First, MSU athletic director Merrily Dean Baker showed up for the 1993 Liberty Bowl unthinkingly wearing a suit of red and black -- the colors of the Schnellenberger-coached Louisville team the Spartans were about to face that December night in Memphis, Tenn.
A cold, steady sleet fell throughout the game. And although Michigan State apparently had the upper hand, especially since Cardinals quarterback Jeff Brohm was playing with a broken hand, the Spartans came out flat.
Despite his affliction, Brohm completed 19 of 29 passes for 197 yards and a touchdown in the 18-7 upset.
Louisville wasn't a credible college force back then. But, it was on the upswing under Schnellenberger, who built the downtrodden Miami program into a national champion 10 years earlier.
Well, it appears the 74-year-old Schnellenberger is up to his old trick with Florida Atlantic, which visits Spartan Stadium on Saturday.

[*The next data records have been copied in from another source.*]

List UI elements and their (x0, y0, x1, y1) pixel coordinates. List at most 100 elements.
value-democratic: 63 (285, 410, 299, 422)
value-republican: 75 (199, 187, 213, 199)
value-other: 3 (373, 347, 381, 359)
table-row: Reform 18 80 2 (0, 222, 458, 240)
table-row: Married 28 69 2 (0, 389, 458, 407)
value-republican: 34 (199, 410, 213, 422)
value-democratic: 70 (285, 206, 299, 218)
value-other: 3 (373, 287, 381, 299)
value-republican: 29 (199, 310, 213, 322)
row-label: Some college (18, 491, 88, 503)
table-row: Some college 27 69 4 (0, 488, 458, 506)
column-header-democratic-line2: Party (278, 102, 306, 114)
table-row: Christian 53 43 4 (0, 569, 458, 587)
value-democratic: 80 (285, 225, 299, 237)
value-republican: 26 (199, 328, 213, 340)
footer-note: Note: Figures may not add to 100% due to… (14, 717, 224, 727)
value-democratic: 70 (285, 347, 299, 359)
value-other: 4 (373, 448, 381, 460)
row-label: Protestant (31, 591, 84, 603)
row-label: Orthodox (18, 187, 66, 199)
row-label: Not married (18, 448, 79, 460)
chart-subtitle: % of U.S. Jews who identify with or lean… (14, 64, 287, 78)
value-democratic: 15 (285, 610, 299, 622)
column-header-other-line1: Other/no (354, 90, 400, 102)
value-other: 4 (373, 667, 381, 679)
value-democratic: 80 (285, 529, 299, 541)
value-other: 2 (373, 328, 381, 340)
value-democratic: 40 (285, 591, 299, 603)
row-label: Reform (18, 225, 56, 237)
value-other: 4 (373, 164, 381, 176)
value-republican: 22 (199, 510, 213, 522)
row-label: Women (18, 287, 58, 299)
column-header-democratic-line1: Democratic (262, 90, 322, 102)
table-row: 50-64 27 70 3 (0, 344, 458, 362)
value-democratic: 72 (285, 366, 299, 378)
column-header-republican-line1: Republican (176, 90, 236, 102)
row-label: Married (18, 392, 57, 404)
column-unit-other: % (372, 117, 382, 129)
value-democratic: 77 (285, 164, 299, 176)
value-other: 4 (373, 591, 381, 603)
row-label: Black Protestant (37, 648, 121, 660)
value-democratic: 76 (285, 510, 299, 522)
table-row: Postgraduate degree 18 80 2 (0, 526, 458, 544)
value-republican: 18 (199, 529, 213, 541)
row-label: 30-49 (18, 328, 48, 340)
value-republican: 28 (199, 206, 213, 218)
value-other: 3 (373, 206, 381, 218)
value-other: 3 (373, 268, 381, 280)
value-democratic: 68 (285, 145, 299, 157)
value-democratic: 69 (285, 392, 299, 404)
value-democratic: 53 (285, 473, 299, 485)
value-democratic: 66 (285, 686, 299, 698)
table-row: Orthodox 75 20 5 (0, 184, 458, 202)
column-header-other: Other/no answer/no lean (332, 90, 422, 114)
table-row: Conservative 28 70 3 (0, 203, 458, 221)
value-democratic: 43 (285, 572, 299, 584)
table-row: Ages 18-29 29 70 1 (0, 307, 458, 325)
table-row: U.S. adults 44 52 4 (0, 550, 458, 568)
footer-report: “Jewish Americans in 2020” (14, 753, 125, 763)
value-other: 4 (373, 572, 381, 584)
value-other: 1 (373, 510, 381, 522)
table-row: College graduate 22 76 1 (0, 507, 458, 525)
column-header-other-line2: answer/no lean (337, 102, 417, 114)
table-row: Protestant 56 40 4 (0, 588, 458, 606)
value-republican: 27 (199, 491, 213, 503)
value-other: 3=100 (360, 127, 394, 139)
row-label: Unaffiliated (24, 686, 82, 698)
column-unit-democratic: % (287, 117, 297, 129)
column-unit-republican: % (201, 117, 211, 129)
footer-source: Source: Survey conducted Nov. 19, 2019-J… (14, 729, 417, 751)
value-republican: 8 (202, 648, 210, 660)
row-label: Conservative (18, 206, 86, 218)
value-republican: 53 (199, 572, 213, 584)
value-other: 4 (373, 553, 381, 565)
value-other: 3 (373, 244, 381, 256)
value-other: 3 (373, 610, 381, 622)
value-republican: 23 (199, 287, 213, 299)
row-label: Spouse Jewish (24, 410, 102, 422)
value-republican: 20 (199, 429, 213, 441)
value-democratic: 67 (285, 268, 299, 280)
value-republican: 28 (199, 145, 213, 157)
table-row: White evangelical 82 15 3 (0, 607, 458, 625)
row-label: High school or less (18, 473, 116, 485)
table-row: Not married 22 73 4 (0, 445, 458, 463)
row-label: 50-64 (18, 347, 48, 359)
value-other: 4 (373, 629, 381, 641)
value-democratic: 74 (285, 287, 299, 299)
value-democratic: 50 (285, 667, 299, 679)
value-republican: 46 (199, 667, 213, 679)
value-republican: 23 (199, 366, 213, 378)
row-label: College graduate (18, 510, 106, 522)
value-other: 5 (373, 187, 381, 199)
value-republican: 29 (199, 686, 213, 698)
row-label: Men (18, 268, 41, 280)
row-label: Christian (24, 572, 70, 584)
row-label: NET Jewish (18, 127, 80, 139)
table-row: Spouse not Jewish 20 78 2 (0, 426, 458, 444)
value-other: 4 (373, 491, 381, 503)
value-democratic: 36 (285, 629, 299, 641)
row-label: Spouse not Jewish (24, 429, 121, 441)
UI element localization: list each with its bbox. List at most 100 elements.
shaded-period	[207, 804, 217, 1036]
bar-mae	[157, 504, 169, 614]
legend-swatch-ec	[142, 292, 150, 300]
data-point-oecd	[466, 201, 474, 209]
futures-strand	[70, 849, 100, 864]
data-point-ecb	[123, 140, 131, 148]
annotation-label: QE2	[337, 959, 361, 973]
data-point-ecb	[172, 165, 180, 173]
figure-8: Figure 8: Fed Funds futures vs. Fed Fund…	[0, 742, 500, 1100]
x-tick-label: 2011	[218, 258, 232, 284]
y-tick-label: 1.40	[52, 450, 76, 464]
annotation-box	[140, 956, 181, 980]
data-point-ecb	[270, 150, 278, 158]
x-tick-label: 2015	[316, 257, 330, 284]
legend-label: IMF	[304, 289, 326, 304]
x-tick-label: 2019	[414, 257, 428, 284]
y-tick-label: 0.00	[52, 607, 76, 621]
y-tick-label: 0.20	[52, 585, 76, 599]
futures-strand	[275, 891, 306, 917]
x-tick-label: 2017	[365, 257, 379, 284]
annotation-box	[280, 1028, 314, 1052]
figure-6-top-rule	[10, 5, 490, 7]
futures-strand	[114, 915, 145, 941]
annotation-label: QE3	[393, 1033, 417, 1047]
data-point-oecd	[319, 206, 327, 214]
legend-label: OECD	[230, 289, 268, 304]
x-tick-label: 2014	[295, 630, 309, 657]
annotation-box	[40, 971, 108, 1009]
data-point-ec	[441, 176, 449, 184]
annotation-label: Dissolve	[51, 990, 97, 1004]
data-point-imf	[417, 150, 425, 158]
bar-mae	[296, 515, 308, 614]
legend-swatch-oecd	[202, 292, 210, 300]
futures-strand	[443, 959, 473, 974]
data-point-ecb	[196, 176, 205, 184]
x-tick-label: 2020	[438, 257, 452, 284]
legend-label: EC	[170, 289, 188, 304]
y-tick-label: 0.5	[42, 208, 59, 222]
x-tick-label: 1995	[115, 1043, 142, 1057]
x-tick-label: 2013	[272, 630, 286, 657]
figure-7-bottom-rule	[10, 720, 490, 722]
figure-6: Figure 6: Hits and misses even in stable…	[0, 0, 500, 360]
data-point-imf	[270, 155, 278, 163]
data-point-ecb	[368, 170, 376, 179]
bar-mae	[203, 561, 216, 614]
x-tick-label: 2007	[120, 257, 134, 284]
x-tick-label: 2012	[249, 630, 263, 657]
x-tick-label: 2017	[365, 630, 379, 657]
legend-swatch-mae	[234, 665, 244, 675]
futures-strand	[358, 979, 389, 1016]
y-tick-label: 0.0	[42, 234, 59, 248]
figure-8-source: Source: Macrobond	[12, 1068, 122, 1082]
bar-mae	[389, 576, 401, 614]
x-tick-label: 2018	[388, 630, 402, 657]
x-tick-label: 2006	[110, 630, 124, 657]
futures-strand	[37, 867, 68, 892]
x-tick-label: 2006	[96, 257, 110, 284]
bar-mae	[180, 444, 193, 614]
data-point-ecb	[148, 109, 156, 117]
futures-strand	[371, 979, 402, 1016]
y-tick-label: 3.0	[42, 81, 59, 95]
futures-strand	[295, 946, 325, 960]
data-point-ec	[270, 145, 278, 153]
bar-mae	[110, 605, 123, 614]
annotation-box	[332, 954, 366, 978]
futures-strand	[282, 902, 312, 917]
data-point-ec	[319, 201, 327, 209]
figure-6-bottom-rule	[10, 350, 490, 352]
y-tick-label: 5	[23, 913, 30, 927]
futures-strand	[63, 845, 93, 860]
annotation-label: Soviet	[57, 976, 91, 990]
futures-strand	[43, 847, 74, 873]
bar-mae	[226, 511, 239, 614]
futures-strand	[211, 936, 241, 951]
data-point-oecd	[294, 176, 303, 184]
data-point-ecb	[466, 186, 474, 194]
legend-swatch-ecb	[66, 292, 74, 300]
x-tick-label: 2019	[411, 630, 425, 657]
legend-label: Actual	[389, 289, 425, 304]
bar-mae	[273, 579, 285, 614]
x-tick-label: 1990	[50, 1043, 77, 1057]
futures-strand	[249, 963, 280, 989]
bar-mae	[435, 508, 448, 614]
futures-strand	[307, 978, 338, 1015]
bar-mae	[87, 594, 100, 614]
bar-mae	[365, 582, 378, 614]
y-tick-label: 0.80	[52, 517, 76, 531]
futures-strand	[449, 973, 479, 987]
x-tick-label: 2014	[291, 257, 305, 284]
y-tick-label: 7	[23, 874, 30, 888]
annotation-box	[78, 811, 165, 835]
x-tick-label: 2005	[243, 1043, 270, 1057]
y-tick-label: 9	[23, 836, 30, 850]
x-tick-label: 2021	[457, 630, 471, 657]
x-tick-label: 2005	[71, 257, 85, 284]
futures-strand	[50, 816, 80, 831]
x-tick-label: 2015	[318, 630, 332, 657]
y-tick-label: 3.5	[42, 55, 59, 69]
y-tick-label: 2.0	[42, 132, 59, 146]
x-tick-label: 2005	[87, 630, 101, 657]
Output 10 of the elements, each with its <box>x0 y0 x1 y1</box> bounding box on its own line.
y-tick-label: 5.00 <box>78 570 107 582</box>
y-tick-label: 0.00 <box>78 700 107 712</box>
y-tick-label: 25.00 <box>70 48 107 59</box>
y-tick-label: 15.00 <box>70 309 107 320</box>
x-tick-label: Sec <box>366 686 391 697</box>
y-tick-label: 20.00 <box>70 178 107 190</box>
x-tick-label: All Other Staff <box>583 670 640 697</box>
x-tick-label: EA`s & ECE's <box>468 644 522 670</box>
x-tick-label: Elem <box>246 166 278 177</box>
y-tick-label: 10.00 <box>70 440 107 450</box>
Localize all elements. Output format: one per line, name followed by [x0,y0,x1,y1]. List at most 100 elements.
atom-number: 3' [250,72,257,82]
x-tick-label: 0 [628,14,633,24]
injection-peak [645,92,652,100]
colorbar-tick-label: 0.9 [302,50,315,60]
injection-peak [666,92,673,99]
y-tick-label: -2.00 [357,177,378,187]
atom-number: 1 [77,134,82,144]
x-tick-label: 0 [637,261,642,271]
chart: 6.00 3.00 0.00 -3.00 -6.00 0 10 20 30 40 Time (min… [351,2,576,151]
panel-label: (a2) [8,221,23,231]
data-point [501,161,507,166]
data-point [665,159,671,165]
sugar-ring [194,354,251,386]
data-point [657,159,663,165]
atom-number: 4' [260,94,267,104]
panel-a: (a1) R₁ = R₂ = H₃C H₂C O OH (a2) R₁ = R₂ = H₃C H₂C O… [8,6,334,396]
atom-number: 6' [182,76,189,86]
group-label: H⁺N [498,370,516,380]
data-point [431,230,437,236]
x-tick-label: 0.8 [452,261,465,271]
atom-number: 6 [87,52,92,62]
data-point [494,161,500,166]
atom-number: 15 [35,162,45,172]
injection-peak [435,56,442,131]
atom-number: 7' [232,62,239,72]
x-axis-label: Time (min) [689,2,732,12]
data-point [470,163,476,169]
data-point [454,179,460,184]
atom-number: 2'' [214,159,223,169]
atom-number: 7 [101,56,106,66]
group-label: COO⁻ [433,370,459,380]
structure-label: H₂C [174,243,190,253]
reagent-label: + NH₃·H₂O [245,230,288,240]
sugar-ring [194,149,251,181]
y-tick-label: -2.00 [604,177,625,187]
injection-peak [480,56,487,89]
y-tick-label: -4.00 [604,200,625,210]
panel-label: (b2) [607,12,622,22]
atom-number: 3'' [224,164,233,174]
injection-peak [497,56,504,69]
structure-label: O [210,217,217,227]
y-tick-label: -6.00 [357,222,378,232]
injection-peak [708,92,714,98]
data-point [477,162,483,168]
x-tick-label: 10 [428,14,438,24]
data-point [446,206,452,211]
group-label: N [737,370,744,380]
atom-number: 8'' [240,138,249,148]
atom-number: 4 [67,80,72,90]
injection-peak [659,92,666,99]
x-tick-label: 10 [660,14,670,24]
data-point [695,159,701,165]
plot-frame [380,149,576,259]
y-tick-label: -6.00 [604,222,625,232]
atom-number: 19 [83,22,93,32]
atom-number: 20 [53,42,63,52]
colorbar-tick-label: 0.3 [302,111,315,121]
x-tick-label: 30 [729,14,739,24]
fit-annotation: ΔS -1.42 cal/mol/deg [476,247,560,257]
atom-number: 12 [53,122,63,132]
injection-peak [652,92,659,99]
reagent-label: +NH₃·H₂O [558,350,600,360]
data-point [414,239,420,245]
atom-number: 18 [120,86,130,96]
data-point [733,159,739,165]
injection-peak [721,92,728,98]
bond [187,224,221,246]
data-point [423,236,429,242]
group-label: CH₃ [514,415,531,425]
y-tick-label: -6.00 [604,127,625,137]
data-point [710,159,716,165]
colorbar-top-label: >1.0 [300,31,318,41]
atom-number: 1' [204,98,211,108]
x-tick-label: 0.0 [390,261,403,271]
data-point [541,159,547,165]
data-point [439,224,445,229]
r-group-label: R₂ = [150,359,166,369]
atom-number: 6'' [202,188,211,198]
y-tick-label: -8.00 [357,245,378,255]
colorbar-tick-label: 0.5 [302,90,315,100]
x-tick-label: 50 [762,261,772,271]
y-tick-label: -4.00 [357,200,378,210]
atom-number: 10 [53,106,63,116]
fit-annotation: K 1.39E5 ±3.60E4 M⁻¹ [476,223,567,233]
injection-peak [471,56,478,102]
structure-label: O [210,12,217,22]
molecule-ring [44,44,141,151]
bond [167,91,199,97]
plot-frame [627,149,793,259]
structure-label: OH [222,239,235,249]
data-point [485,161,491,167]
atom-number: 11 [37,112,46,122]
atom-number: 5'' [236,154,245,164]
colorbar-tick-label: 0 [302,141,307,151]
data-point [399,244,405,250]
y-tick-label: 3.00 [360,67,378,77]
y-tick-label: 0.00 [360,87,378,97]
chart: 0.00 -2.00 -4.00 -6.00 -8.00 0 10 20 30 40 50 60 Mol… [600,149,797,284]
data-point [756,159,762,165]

The fledgling Owls program program has progressed thusly since leaving Division I-AA for I-A in 2005: 2-9, 5-7, 8-5 including a win over Memphis (hmmmm) in last season's New Orleans Bowl.
FAU is 1-12 against BCS conference teams, with its lone win coming last season against Spartans Big Ten brother Minnesota. And, it's a serious threat to make MSU its second BCS victim.
Even though I know there are miles of contemporary FAU tape to study, I asked Spartans head coach Mark Dantonio if he would pull out that old Liberty Bowl tape, for some sobering perspective if nothing else.
After all, Schnellenberger is running a version of the same pro-style offense he did with Jim Kelly at Miami, and with Brohm at Louisville, and he's got a Kelly clone in strapping 6-foot-5, 230-pound Owls quarterback Rusty Smith, who has a lightning-quick release.
"No, I don't think we'll go back that far," Dantonio said. "They're different people and they're going to feature players that they have. They're very well-organized and run a lot of different sets but saying that, they will be in I-pro-formation a lot, too."
I guess I wasn't really looking at that Liberty Bowl debacle so much for schematic reasons as I was as a cautionary tale of what an upstart can do especially when it doesn't have the favorite's full attention.